Initialement, BCW s'est créé dans un petit local de la rue du Castagnu pour partager un espace de travail à 4 travailleurs indépendants, face au coût trop onéreux du moindre local dit de bureau en centre ville. Comme la plupart des "tiers-lieux" nés à ce moment là un peu partout dans le monde, l'avènement du modèle des espaces de coworking répondait à un besoin nécessaire, à mi chemin entre le travail depuis la maison et le travail en entreprise, dans de vrais bureaux.

En 7 ans de vie, Bastia Coworking a vu passer de très nombreux protagonistes de profils très différents, sur des temps plus ou moins longs, notamment suite à son déménagement quelques dizaines de mètres plus haut, Rue Carbuccia.

BCW, ça a été des réussites: le retour de jeunes insulaires au pays, après des années d'étude ou de travail sur le continent ou à l'étranger. Pour créer leurs projets, monter leurs entreprises, se lancer à leur compte, où comme point de chute en freelance avant d'intégrer d'autres boites de la région, sur des postes fortement recherchés. La synergie, c'était bien là la force de ce tiers-lieu: des collaborations sont nées, des projets s'y sont réalisés, un petit festival sympa y a vu le jour...

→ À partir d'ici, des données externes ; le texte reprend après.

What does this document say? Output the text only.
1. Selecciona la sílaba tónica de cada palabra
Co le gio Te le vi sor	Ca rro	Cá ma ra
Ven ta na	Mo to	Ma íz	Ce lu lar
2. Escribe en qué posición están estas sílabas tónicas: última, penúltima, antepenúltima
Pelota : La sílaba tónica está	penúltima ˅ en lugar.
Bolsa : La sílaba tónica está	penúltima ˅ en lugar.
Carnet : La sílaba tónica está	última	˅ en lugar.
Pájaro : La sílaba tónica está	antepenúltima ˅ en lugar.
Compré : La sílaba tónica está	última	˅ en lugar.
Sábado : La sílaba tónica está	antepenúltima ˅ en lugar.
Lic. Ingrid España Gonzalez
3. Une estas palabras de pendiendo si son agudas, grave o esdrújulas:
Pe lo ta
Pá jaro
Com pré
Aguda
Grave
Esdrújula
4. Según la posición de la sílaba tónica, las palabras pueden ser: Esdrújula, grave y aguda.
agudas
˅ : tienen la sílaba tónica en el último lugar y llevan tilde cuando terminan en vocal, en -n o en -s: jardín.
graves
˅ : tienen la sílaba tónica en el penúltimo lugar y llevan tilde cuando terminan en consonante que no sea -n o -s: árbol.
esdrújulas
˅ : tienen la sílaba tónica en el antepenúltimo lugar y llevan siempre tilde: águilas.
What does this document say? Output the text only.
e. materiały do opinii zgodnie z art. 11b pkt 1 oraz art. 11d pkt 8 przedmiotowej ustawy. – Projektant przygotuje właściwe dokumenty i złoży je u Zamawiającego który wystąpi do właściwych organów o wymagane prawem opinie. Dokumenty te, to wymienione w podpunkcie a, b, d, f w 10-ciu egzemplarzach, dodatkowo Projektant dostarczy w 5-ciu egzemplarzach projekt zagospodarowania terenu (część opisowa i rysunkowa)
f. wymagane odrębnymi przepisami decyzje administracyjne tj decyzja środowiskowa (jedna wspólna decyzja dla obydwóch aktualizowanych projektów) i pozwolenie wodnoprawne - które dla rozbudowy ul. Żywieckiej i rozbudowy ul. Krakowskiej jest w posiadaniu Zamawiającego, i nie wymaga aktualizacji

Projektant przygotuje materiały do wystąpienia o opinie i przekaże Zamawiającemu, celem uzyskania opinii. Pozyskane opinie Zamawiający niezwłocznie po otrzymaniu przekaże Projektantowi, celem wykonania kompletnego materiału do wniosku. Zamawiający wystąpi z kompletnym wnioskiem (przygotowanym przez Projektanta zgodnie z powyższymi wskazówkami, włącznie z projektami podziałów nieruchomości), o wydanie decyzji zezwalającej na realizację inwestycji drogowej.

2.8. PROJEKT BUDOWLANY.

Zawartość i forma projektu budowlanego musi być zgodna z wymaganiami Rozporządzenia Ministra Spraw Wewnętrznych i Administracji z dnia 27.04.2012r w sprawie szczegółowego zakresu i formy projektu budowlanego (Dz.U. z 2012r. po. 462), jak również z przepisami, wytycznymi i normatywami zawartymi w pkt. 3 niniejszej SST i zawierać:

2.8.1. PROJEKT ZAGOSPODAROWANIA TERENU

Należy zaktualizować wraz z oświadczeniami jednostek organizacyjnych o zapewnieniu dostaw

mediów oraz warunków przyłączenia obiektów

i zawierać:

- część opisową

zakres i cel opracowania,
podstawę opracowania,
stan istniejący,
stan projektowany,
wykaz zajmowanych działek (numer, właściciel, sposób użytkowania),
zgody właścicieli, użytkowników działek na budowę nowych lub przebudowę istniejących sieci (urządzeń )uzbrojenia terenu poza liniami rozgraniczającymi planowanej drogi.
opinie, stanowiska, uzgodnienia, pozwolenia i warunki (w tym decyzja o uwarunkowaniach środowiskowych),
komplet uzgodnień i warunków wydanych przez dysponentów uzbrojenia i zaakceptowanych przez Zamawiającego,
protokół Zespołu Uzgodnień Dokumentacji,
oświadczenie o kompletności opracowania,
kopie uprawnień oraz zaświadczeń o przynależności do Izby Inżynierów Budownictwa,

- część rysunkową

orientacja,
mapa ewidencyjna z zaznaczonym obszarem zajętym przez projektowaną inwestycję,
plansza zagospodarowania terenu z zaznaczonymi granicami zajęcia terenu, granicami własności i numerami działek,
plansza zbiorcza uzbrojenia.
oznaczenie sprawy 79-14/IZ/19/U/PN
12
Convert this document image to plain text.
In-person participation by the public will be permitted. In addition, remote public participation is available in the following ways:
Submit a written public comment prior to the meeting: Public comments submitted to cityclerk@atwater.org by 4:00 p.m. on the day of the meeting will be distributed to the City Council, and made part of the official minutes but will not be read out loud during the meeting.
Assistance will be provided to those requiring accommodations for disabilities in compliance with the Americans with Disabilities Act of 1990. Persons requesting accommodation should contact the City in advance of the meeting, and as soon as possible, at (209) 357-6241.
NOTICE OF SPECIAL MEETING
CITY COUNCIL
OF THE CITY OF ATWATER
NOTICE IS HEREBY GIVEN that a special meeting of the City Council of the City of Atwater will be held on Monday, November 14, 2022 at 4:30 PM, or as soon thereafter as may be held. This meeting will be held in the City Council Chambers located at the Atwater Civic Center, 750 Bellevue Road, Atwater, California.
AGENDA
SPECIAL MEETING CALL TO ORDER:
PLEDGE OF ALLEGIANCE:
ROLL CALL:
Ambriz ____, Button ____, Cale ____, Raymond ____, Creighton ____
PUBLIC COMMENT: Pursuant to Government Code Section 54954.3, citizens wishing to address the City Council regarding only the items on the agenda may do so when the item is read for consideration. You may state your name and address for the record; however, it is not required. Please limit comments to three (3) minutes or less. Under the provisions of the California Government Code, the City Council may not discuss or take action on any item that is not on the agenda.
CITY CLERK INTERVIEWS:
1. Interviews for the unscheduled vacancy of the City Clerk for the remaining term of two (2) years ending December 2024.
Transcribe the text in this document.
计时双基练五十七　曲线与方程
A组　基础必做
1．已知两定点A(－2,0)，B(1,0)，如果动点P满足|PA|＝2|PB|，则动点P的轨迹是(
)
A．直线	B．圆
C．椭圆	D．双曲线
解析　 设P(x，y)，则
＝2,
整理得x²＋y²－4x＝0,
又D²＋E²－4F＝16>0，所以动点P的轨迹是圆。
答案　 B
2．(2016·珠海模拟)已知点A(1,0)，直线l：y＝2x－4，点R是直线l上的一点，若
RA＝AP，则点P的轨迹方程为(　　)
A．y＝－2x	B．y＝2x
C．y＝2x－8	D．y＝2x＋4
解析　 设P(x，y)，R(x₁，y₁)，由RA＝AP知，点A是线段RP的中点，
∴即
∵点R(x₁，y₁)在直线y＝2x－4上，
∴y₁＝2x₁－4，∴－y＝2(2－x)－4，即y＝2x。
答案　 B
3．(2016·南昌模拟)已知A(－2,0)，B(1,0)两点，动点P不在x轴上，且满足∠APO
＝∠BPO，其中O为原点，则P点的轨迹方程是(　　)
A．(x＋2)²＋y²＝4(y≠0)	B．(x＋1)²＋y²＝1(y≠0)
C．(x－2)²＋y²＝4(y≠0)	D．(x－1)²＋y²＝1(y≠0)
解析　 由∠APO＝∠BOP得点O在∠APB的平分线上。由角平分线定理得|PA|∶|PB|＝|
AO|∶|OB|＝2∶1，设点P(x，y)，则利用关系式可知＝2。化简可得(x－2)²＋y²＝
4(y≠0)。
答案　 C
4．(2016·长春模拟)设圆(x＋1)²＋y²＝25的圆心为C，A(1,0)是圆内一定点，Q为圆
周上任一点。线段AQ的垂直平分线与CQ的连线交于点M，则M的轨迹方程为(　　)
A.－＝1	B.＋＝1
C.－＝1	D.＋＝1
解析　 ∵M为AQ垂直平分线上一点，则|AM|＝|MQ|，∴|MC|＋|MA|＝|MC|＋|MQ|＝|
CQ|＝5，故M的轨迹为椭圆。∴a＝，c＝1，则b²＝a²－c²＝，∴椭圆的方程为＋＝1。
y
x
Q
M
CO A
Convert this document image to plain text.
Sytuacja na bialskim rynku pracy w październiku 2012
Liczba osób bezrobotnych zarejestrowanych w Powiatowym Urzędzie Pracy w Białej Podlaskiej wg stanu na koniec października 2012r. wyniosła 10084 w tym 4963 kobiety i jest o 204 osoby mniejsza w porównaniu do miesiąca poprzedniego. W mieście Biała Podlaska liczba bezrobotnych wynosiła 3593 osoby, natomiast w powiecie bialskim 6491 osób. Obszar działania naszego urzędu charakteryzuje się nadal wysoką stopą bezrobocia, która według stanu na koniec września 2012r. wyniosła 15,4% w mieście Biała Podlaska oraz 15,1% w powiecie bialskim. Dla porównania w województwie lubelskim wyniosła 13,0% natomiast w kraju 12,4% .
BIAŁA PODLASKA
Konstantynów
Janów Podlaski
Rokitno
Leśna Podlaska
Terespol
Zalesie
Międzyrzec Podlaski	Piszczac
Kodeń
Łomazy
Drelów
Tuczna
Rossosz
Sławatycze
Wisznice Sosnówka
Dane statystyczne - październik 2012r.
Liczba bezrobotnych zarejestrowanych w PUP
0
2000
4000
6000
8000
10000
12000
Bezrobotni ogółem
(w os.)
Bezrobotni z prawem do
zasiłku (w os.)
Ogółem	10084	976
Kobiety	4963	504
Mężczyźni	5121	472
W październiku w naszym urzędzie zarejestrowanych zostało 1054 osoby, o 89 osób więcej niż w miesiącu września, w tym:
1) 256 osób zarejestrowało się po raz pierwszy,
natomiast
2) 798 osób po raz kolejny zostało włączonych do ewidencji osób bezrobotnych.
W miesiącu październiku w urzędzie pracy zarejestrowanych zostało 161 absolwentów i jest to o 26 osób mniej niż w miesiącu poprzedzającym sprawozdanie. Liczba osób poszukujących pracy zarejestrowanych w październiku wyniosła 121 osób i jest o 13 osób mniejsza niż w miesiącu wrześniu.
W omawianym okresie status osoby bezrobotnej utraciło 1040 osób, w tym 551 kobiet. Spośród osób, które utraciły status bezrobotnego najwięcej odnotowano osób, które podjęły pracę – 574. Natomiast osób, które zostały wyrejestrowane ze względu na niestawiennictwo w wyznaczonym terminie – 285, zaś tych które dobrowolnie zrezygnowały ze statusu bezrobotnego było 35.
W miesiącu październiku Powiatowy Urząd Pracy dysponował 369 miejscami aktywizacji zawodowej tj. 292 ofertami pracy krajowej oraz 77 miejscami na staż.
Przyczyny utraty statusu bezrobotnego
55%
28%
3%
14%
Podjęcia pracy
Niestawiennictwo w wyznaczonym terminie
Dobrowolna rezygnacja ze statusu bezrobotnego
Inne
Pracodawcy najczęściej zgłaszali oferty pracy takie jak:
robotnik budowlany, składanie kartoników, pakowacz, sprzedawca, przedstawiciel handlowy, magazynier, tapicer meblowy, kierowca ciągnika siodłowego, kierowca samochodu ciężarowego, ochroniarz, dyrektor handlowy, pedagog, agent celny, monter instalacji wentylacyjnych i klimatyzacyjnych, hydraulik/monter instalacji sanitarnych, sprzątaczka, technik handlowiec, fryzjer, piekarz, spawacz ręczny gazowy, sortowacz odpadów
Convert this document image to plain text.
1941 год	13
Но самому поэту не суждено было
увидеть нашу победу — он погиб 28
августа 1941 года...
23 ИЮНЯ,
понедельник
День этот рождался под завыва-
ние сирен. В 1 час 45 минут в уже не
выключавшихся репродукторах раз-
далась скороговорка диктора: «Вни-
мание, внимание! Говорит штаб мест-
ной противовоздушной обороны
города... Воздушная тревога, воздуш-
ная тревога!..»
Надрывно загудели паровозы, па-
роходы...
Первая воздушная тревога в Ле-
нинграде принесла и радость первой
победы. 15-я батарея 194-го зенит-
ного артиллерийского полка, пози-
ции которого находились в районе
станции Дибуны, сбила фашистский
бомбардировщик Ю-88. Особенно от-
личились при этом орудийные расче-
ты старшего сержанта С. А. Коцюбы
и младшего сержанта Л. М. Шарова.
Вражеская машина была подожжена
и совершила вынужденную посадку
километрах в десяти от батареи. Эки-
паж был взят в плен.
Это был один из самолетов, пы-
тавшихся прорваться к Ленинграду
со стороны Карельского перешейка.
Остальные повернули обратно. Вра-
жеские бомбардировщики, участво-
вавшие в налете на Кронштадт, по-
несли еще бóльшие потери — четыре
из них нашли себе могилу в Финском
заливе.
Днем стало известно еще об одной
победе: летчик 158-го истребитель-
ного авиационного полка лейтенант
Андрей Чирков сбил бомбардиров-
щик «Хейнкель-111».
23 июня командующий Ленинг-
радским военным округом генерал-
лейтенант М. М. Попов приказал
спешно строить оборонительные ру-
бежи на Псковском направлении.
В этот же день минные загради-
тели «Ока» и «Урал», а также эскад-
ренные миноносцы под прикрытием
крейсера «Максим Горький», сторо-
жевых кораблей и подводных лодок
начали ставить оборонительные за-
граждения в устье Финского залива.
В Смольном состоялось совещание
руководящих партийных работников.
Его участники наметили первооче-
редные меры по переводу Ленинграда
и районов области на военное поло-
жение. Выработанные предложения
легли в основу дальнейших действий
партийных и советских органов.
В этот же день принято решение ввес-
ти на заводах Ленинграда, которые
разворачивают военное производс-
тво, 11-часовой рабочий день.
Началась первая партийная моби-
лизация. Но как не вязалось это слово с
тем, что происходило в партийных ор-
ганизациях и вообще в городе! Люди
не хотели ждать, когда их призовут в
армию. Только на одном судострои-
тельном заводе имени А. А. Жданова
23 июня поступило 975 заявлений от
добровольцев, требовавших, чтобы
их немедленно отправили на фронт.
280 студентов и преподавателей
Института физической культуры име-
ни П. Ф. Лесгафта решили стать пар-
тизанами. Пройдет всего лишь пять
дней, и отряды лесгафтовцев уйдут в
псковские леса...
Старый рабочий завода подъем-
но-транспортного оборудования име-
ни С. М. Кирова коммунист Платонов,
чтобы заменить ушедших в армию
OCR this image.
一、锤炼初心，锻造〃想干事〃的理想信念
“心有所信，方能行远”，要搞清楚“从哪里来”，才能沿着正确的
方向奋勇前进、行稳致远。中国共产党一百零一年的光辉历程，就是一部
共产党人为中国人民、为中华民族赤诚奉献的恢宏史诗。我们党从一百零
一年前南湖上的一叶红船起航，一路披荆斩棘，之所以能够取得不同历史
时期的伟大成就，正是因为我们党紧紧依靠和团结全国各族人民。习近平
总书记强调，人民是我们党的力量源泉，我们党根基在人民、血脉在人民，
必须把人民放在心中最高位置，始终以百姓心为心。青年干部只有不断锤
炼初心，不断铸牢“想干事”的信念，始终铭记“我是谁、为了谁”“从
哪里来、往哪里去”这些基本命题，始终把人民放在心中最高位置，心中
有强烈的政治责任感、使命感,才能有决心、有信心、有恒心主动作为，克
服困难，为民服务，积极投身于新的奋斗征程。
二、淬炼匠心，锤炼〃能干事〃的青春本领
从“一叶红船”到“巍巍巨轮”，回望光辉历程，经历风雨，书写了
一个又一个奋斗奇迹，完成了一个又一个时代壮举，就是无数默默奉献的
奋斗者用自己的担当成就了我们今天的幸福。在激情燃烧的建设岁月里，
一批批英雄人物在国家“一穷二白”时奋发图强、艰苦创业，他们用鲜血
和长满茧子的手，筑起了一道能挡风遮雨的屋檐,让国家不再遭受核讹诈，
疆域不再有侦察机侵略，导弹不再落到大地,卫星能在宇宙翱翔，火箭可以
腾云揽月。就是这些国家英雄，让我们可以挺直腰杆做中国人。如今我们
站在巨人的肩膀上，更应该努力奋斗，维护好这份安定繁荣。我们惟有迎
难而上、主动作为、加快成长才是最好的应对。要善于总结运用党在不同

BCW, ça a aussi été des échecs: j'y ai ma part, personnellement, c'est évident. La gestion d'un espace de coworking est chronophage. Et la gestion bénévole impossible. Elle doit être soit 100% collective, soit gérée par une personne identifiée, mais rémunérée pour un temps de travail spécifique. Le collectif ne marche jamais sur le long terme (certains feront toujours plus que d'autres), et la gestion individuelle sans vraie rémunération relègue forcément cette tâche derrière d'autres priorités.

Avec le recul, il semble également important d'avoir un cap clair et défini, vers lequel l'espace doit s'orienter. Joyeux bordel proche de l'atelier créatif, espace professionnel sobre bien marqué... Le meilleur des deux mondes parait difficilement conciliable, et cela a l'air d'être une constante dans les différents endroits visités à travers l'Europe ces dernières années.

Venons-en au modèle économique. Sous forme d'association, Bastia Coworking fonctionnait sans un seul centime d'argent public, contrairement à ce que même certains employés d'agences économiques semblaient penser. Les membres payaient un forfait mensuel, donnant accès à l'open space, à une connexion internet (la fibre seulement très tard), et à toutes les commodités du lieu, qui n'ont cessé de croître dès qu'un peu de trésorerie était disponible. Chaque euro entrant était réinvestit, sans jamais augmenter les tarifs. Ce qui, en terme commercial, est probablement une aberration.

Mais le but de BCW n'a jamais été d'être rentable (et très peu d'espaces le sont): il s'agissait d'avoir un lieu accueillant où toutes les dispositions étaient prises pour aider les différents coworkers à faire vivre leurs projets entrepreneurials, individuels ou collectifs, en mettant en commun ressources matérielles et matières grises, via les différents talents présents au sein de l'espace.

Il me semble important de le répéter encore une fois, Bastia Coworking n'a jamais bénéficié de la moindre subvention, par fierté mal placée, et par volonté de faire "da per noi".

S'il faut retenir de tout ça une seule conclusion:

N'ayez pas peur de demander des subventions si vous estimez que vos projets peuvent bénéficier au bien commun: nous ne l'avons jamais fait, et n'avons songé à le faire qu'une fois qu'il était déjà trop tard. Résultat, le coworking est mort. Il est mort dignement, mais il est mort. Pendant ce temps, de grands événements populaires se portent très bien (il s'exporte même à Ajaccio), et les start-ups pseudo-fantastiques ou leur filiales thématiques dont on essaie de nous faire gober qu'elles révolutionneront l'écosystème insulaire nagent avec opulence dans l'argent public.